BİRİNCİ OLMAMIZ ORADA BÜYÜK SES GETİRDİ
Özellikle Asya ve Avrupa ülkelerindeki üniversite grupları yarışta yer aldı. Orada çok önemli mühendislik çalışmalarıyla hazırlanan araçları görüp onların ortasından sıyrılmak birtakım şeyleri yanlışsız yaptığımızı kanıtladı. Birinci olmamız orada büyük ses getirdi. Aslında biz bu sayede kendi yaptığımız işi bir adım daha ileriye taşıma fırsatı bulduk.
MAYIN VE ENKAZ ARAMA ÇALIŞMALARI İÇİN KULLANILABİLİR
Aracımız su altında müşahede gayeli kullanılmaya hayli müsait. Üzerinde iki adet geniş açı kamerası bulunuyor. Otonom bir formda etrafındaki objelerden haberdar olabiliyor. Aracımız 27 kilo tartısında ve 300 metre derine inebiliyor. Üzerinde iki farklı robot kol var. Birisi ileri geri hareket edip aracın önüne çıkabilecek objelerle etkileşime geçmesini sağlıyor. Başka robot kolsa aşağıda ve o da aşağıdaki objeleri alabiliyor. Bunun haricinde üzerinde bir top atma yani işaretleyici sistemi var. Bu sayede suyun altında hedeflenen muhakkak yerlere işaret koyabiliyor. Üzerinde yaklaşık 10 kilogram yük taşıyabiliyor. Azamî süratiyse yaklaşık 2 knot yani saatte 2.30 deniz mili. Gelecekte yapacağımız geliştirmelerle bu araç deniz altında mayın ya da enkaz arama çalışmaları için de kullanılabilir.

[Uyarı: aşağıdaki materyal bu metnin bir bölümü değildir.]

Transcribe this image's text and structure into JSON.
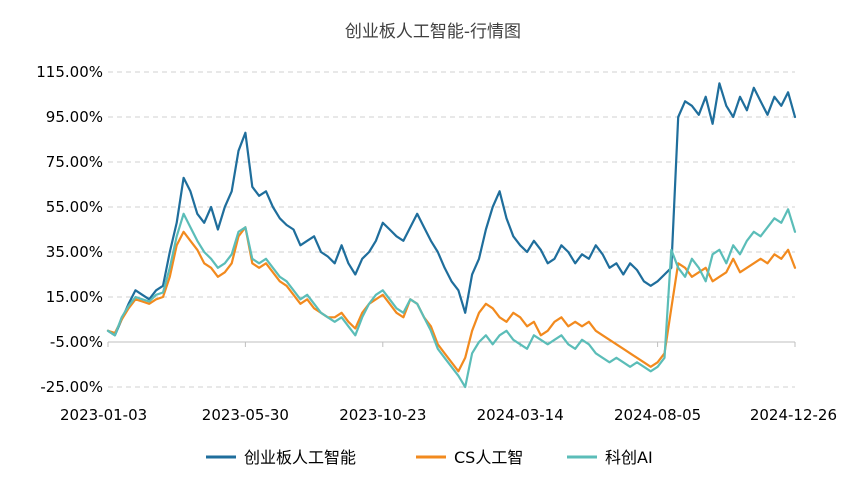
{
  "chart_data": {
    "type": "line",
    "title": "创业板人工智能-行情图",
    "xlabel": "",
    "ylabel": "",
    "ylim": [
      -25,
      115
    ],
    "ytick_values": [
      115,
      95,
      75,
      55,
      35,
      15,
      -5,
      -25
    ],
    "ytick_labels": [
      "115.00%",
      "95.00%",
      "75.00%",
      "55.00%",
      "35.00%",
      "15.00%",
      "-5.00%",
      "-25.00%"
    ],
    "xlim": [
      0,
      100
    ],
    "xtick_values": [
      0,
      20,
      40,
      60,
      80,
      100
    ],
    "xtick_labels": [
      "2023-01-03",
      "2023-05-30",
      "2023-10-23",
      "2024-03-14",
      "2024-08-05",
      "2024-12-26"
    ],
    "legend_position": "bottom",
    "grid": "horizontal-dashed",
    "series": [
      {
        "name": "创业板人工智能",
        "color": "#1f6e9c",
        "x": [
          0,
          1,
          2,
          3,
          4,
          5,
          6,
          7,
          8,
          9,
          10,
          11,
          12,
          13,
          14,
          15,
          16,
          17,
          18,
          19,
          20,
          21,
          22,
          23,
          24,
          25,
          26,
          27,
          28,
          29,
          30,
          31,
          32,
          33,
          34,
          35,
          36,
          37,
          38,
          39,
          40,
          41,
          42,
          43,
          44,
          45,
          46,
          47,
          48,
          49,
          50,
          51,
          52,
          53,
          54,
          55,
          56,
          57,
          58,
          59,
          60,
          61,
          62,
          63,
          64,
          65,
          66,
          67,
          68,
          69,
          70,
          71,
          72,
          73,
          74,
          75,
          76,
          77,
          78,
          79,
          80,
          81,
          82,
          83,
          84,
          85,
          86,
          87,
          88,
          89,
          90,
          91,
          92,
          93,
          94,
          95,
          96,
          97,
          98,
          99,
          100
        ],
        "values": [
          0,
          -2,
          5,
          12,
          18,
          16,
          14,
          18,
          20,
          35,
          48,
          68,
          62,
          52,
          48,
          55,
          45,
          55,
          62,
          80,
          88,
          64,
          60,
          62,
          55,
          50,
          47,
          45,
          38,
          40,
          42,
          35,
          33,
          30,
          38,
          30,
          25,
          32,
          35,
          40,
          48,
          45,
          42,
          40,
          46,
          52,
          46,
          40,
          35,
          28,
          22,
          18,
          8,
          25,
          32,
          45,
          55,
          62,
          50,
          42,
          38,
          35,
          40,
          36,
          30,
          32,
          38,
          35,
          30,
          34,
          32,
          38,
          34,
          28,
          30,
          25,
          30,
          27,
          22,
          20,
          22,
          25,
          28,
          95,
          102,
          100,
          96,
          104,
          92,
          110,
          100,
          95,
          104,
          98,
          108,
          102,
          96,
          104,
          100,
          106,
          95
        ]
      },
      {
        "name": "CS人工智",
        "color": "#f28a1e",
        "x": [
          0,
          1,
          2,
          3,
          4,
          5,
          6,
          7,
          8,
          9,
          10,
          11,
          12,
          13,
          14,
          15,
          16,
          17,
          18,
          19,
          20,
          21,
          22,
          23,
          24,
          25,
          26,
          27,
          28,
          29,
          30,
          31,
          32,
          33,
          34,
          35,
          36,
          37,
          38,
          39,
          40,
          41,
          42,
          43,
          44,
          45,
          46,
          47,
          48,
          49,
          50,
          51,
          52,
          53,
          54,
          55,
          56,
          57,
          58,
          59,
          60,
          61,
          62,
          63,
          64,
          65,
          66,
          67,
          68,
          69,
          70,
          71,
          72,
          73,
          74,
          75,
          76,
          77,
          78,
          79,
          80,
          81,
          82,
          83,
          84,
          85,
          86,
          87,
          88,
          89,
          90,
          91,
          92,
          93,
          94,
          95,
          96,
          97,
          98,
          99,
          100
        ],
        "values": [
          0,
          -1,
          5,
          10,
          14,
          13,
          12,
          14,
          15,
          24,
          38,
          44,
          40,
          36,
          30,
          28,
          24,
          26,
          30,
          42,
          46,
          30,
          28,
          30,
          26,
          22,
          20,
          16,
          12,
          14,
          10,
          8,
          6,
          6,
          8,
          4,
          1,
          8,
          12,
          14,
          16,
          12,
          8,
          6,
          14,
          12,
          6,
          2,
          -6,
          -10,
          -14,
          -18,
          -12,
          0,
          8,
          12,
          10,
          6,
          4,
          8,
          6,
          2,
          4,
          -2,
          0,
          4,
          6,
          2,
          4,
          2,
          4,
          0,
          -2,
          -4,
          -6,
          -8,
          -10,
          -12,
          -14,
          -16,
          -14,
          -10,
          10,
          30,
          28,
          24,
          26,
          28,
          22,
          24,
          26,
          32,
          26,
          28,
          30,
          32,
          30,
          34,
          32,
          36,
          28
        ]
      },
      {
        "name": "科创AI",
        "color": "#5bbdb8",
        "x": [
          0,
          1,
          2,
          3,
          4,
          5,
          6,
          7,
          8,
          9,
          10,
          11,
          12,
          13,
          14,
          15,
          16,
          17,
          18,
          19,
          20,
          21,
          22,
          23,
          24,
          25,
          26,
          27,
          28,
          29,
          30,
          31,
          32,
          33,
          34,
          35,
          36,
          37,
          38,
          39,
          40,
          41,
          42,
          43,
          44,
          45,
          46,
          47,
          48,
          49,
          50,
          51,
          52,
          53,
          54,
          55,
          56,
          57,
          58,
          59,
          60,
          61,
          62,
          63,
          64,
          65,
          66,
          67,
          68,
          69,
          70,
          71,
          72,
          73,
          74,
          75,
          76,
          77,
          78,
          79,
          80,
          81,
          82,
          83,
          84,
          85,
          86,
          87,
          88,
          89,
          90,
          91,
          92,
          93,
          94,
          95,
          96,
          97,
          98,
          99,
          100
        ],
        "values": [
          0,
          -2,
          6,
          11,
          15,
          14,
          13,
          16,
          17,
          28,
          42,
          52,
          46,
          40,
          35,
          32,
          28,
          30,
          34,
          44,
          46,
          32,
          30,
          32,
          28,
          24,
          22,
          18,
          14,
          16,
          12,
          8,
          6,
          4,
          6,
          2,
          -2,
          6,
          12,
          16,
          18,
          14,
          10,
          8,
          14,
          12,
          6,
          0,
          -8,
          -12,
          -16,
          -20,
          -25,
          -10,
          -5,
          -2,
          -6,
          -2,
          0,
          -4,
          -6,
          -8,
          -2,
          -4,
          -6,
          -4,
          -2,
          -6,
          -8,
          -4,
          -6,
          -10,
          -12,
          -14,
          -12,
          -14,
          -16,
          -14,
          -16,
          -18,
          -16,
          -12,
          36,
          28,
          24,
          32,
          28,
          22,
          34,
          36,
          30,
          38,
          34,
          40,
          44,
          42,
          46,
          50,
          48,
          54,
          44
        ]
      }
    ]
  }
}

TAKIMIMIZIN BİRİNCİ MÜSABAKA DENEYİMİYDİ
Böyle bir başarıyı ülkemize getirmek çok gurur verici. Grubumuzun birinci yurt dışı ve birinci yarış tecrübesiydi. Müsabakada en çok ilgimizi çeken Rusların yaptığı araç oldu zira farklı metotlar kullanmışlardı. Zati onlar ikinci oldu, üçüncülüğüyse Hindistan’dan iki kadro paylaştı. Biz bu müsabakaya birinci kere ayak basan Türk kadrosu olduk. İlerde kurumsallaşarak seri üretim yapabilmeyi çok istiyoruz. Bunun dışında yeni teknolojiler ve yeni muhtaçlıklar doğrultusunda farklı bir sualtı aracı daha yapmayı planlıyoruz.”